In this binary system:
- 0-9 says 0-9
- a to z represent 10-35
- A to Z represent 36-61
For example 000P6R, is \ (. 4 + ^ 0 * 0 * 61 is 61 is 61 is ^ ^. 3 + 2 * P * +. 6-61 is R & lt Disp + \) , was out thanks to a number, it is to take the right-most three values Y, Ci three is the right X value, and the rest is perspective.
Note that this \ (the DISP \) values
\ [DISP = \ begin {cases } \\ 16020 & Jade unit when soldiers or fortress wall \\ \ end {cases} when the unit is 52,058 & fortress \]

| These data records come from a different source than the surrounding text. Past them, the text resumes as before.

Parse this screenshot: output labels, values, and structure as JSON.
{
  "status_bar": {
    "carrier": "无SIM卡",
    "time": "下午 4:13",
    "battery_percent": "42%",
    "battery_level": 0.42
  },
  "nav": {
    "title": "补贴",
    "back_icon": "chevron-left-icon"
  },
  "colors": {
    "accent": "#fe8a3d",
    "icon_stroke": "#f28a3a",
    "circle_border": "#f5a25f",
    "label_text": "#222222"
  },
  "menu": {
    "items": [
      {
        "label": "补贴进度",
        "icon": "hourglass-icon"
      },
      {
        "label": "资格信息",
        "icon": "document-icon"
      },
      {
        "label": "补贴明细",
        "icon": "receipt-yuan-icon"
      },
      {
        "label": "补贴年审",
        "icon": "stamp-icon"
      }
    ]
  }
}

We look at a change Gekitotsu an array (C ++) code implemented
while(s.length()!=0)
{
string type=s.substr(0,1);
string info=s.substr(1,5);
string name;
int angle;
int x;
int y;
if(isYaosai==1)
{
isYaosai=0;
if(type=="0")name="普通要塞";
if(type=="1")name="黑魔王";
angle=0;
int sum=0;
each(i,0,4)
{
int num=0;
char ch=info[i];
//de(ch);
if(ch>='0'&&ch<='9')num=ch-'0';
if(ch>='a'&&ch<='z')num=ch-'a'+10;
if(ch>='A'&&ch<='Z')num=ch-'A'+36;
each(j,1,4-i)num*=61;
sum+=num;
}
sum-=52058;
x=sum/1000;
y=sum%1000;
fprintf(fp,"单位名称,角度,X,Y\n");
fprintf(fp,"%s,%d,%d,%d\n",name.c_str(),angle,x,y);
}
//是兵玉的场合
else{
name=m[type];
int sum=0;
each(i,0,4)
{
int num=0;
char ch=info[i];
//de(ch);
if(ch>='0'&&ch<='9')num=ch-'0';
if(ch>='a'&&ch<='z')num=ch-'a'+10;
if(ch>='A'&&ch<='Z')num=ch-'A'+36;
each(j,1,4-i)num*=61;
sum+=num;
}
sum-=16020;
angle=sum/1000000;
x=(sum%1000000)/1000;
y=sum%1000;
fprintf(fp,"%s,%d,%d,%d\n",name.c_str(),angle,x,y);
}
s=s.substr(6);
}
use
Understand these things, you can go to look at the whole array of interesting things such as change control (you can change the dress floating fortress wall and tilt the force effect), random formation Builder AI do even front, but too difficult.